Un mot, enfin, sur la politique de continuité territoriale. L'année dernière, face à l'évolution de l'aide à la continuité « tous publics » qui menaçait d'absorber la totalité des crédits, nous avons réagi. En 2015, nous avons clairement réservé la priorité au passeport mobilité emploi et à tout ce qui concerne la mobilité pour formation : nous considérons en effet que le plus important pour l'avenir des outre-mer, c'est de permettre aux jeunes et aux adultes d'acquérir des connaissances et des aptitudes professionnelles. Le dispositif a été complété en 2015 afin de donner la possibilité aux parents d'un enfant malade de l'accompagner lorsqu'il doit être évacué dans le cadre sanitaire. Une expérimentation a été menée au cours de l'année 2015 ; nous nous sommes rendu compte qu'un coup d'arrêt indiscutable était mis à l'augmentation exponentielle de ces crédits, notamment à La Réunion. Nous ferons le bilan et nous verrons comment faire évoluer le dispositif.
Mais nous avons également intégré dans l'aide à la continuité une autre attente forte de nos concitoyens. Les familles endeuillées, notamment celles qui résident en métropole, pouvaient autrefois bénéficier d'une aide lorsqu'elles devaient rapatrier un corps au pays, ou s'y rendre pour assister aux obsèques. Cette aide avait été supprimée en 1993 ; nous avons décidé de la rétablir dans le budget de cette année. L'État accompagnera, sous condition de ressources, les familles qui ont besoin de partir en outre-mer du fait du décès d'un parent direct ; nous prendrons également en charge une partie des frais de rapatriement des corps, qui peuvent atteindre des montants considérables auxquels les familles doivent faire face sans l'avoir toujours prévu.
Bien évidemment, le budget de la continuité territoriale ne diminue pas : il s'élève à près de 33,6 millions d'euros, en nette progression par rapport aux 32,3 millions qui figuraient dans la loi de finances initiale pour 2015. Je précise que l'aide à la continuité funéraire s'appliquera aussi en Polynésie et dans les collectivités d'outre-mer, puisqu'ils sont eux aussi exposés à faire face à des frais considérables lorsque survient un décès.
Les moyens d'action du ministère pour le programme 138 « Emploi outre-mer » sont eux aussi préservés. Nous avons notamment réaffirmé notre soutien au SMA, dont l'action est extrêmement utile pour les jeunes des outre-mer. Nous maintenons les moyens qui permettront de remplir l'objectif « SMA 6 000 » sur le quinquennat, avec un accueil de stagiaires en plus grand nombre et un taux d'insertion consolidé.

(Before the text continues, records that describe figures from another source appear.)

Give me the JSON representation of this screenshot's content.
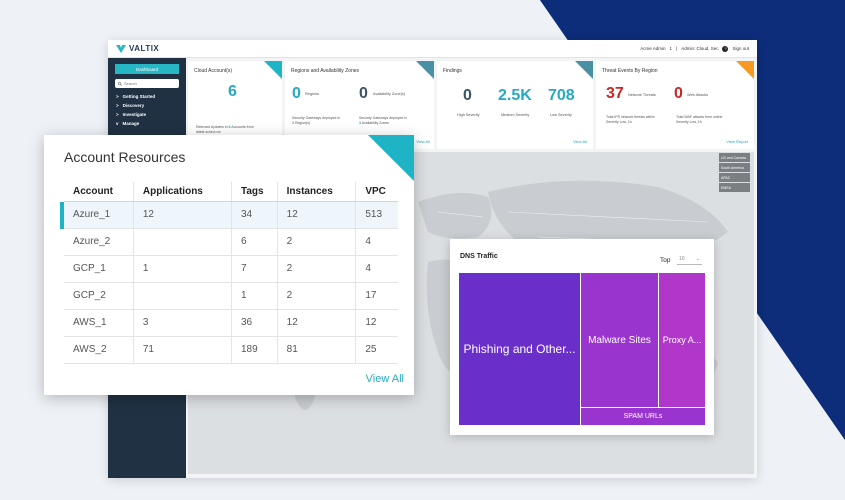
{
  "app": {
    "brand": "VALTIX",
    "user": "Acme Admin",
    "user_count": "1",
    "role": "Admin: Cloud, Sec",
    "signout": "Sign out",
    "help": "?"
  },
  "sidebar": {
    "dashboard": "Dashboard",
    "search_placeholder": "Search",
    "items": [
      {
        "label": "Getting Started",
        "icon": "chevron-right-icon"
      },
      {
        "label": "Discovery",
        "icon": "chevron-right-icon"
      },
      {
        "label": "Investigate",
        "icon": "chevron-right-icon"
      },
      {
        "label": "Manage",
        "icon": "chevron-down-icon"
      }
    ]
  },
  "cards": {
    "cloud": {
      "title": "Cloud Account(s)",
      "value": "6",
      "note_prefix": "Relevant Updates in",
      "note_count": "6",
      "note_suffix": "Accounts from",
      "note_line2": "latest sched.run"
    },
    "regions": {
      "title": "Regions and Availability Zones",
      "regions_value": "0",
      "regions_label": "Regions",
      "zones_value": "0",
      "zones_label": "Availability Zone(s)",
      "note1": "Security Gateways deployed in",
      "note1_count": "3",
      "note1_suffix": "Region(s)",
      "note2": "Security Gateways deployed in",
      "note2_count": "3",
      "note2_suffix": "Availability Zones",
      "link": "View All"
    },
    "findings": {
      "title": "Findings",
      "high_value": "0",
      "high_label": "High Severity",
      "medium_value": "2.5K",
      "medium_label": "Medium Severity",
      "low_value": "708",
      "low_label": "Low Severity",
      "link": "View All"
    },
    "threats": {
      "title": "Threat Events By Region",
      "network_value": "37",
      "network_label": "Network Threats",
      "web_value": "0",
      "web_label": "Web Attacks",
      "note1": "Total IPS network threats within",
      "note1b": "Severity Low, 1h",
      "note2": "Total WAF attacks from online",
      "note2b": "Severity Low, 1h",
      "link": "View Report"
    }
  },
  "map_legend": [
    "US and Canada",
    "South America",
    "APAC",
    "EMEA"
  ],
  "colors": {
    "teal": "#1fb4c5",
    "navy": "#1f3143",
    "orange": "#f59a23",
    "slate": "#4a90a4"
  },
  "account_resources": {
    "title": "Account Resources",
    "columns": [
      "Account",
      "Applications",
      "Tags",
      "Instances",
      "VPC"
    ],
    "rows": [
      [
        "Azure_1",
        "12",
        "34",
        "12",
        "513"
      ],
      [
        "Azure_2",
        "",
        "6",
        "2",
        "4"
      ],
      [
        "GCP_1",
        "1",
        "7",
        "2",
        "4"
      ],
      [
        "GCP_2",
        "",
        "1",
        "2",
        "17"
      ],
      [
        "AWS_1",
        "3",
        "36",
        "12",
        "12"
      ],
      [
        "AWS_2",
        "71",
        "189",
        "81",
        "25"
      ]
    ],
    "view_all": "View All"
  },
  "dns": {
    "title": "DNS Traffic",
    "top_label": "Top",
    "top_value": "10",
    "tiles": [
      {
        "label": "Phishing and Other...",
        "color": "#6a2fc9"
      },
      {
        "label": "Malware Sites",
        "color": "#9a34cf"
      },
      {
        "label": "Proxy A...",
        "color": "#b137cb"
      },
      {
        "label": "SPAM URLs",
        "color": "#9a34cf"
      }
    ]
  }
}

L'année 2016 sera également celle du changement de statut de l'agence de l'outre-mer pour la mobilité, que nous avons voté précédemment ; nous espérons qu'en tant qu'opérateur public, elle confortera la montée en puissance du transfert des crédits de l'Association pour la formation professionnelle des adultes, et continuera d'apporter un accompagnement utile et efficace pour nos jeunes ultramarins, leur permettant d'accéder à une qualification et un emploi.

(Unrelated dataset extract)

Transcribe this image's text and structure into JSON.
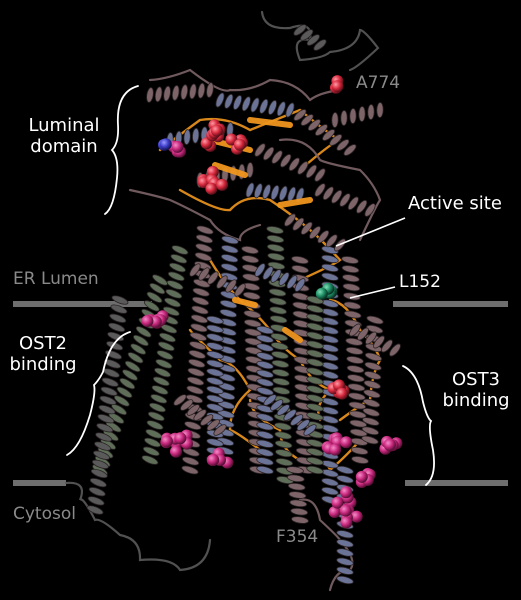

L'an dernier, nous avons lancé un programme de soutien et d'accompagnement des TPE ; les initiatives prises – aide au premier emploi, accompagnement de l'économie sociale et solidaire – seront amplifiées cette année. Des moyens financiers supplémentaires ont été dégagés grâce à la convention du 30 septembre 2014 signée avec la Caisse des dépôts et consignations. Nous poursuivrons dans cette voie avec la toute nouvelle agence de développement économique des territoires France Entrepreneur, lancée il y a quelques jours.
Nous comptons beaucoup sur la mobilisation des réseaux au service de la création d'emplois dans le secteur associatif : ce sont autant d'ouvertures pour une politique novatrice et adaptée aux besoins des outre-mer.
En matière d'emploi, des efforts particulièrement intéressants sont faits en Martinique et en Guadeloupe.
Beaucoup d'aides ont été mises en place, mais nous avions l'impression qu'elles ne donnaient pas les résultats attendus, notamment en termes d'embauches de jeunes. Le préfet de la Martinique a donc pris l'initiative de nommer des médiateurs économiques : ce sont des jeunes qui se rendent dans les petites entreprises pour expliquer aux entrepreneurs les aides auxquelles ils peuvent prétendre, et comment s'y prendre pour déposer un dossier. Car si beaucoup de chefs d'entreprise ne faisaient pas de démarches, c'est parce qu'ils ignoraient quelles étaient les aides proposées ou parce qu'ils ne savaient pas comment remplir le dossier. Dès lors, les aides n'étaient pas utilisées pleinement.
En Guadeloupe, un pacte pour l'emploi des jeunes a été signé entre le MEDEF et l'État. Le constat est là encore que beaucoup d'aides existent, mais que les chefs d'entreprise ont du mal à s'y retrouver : l'idée est donc de créer un guichet unique de dépôt des dossiers, guichet qui indique aussi au chef d'entreprise combien il devra vraiment débourser pour embaucher. Cette expérience va être menée.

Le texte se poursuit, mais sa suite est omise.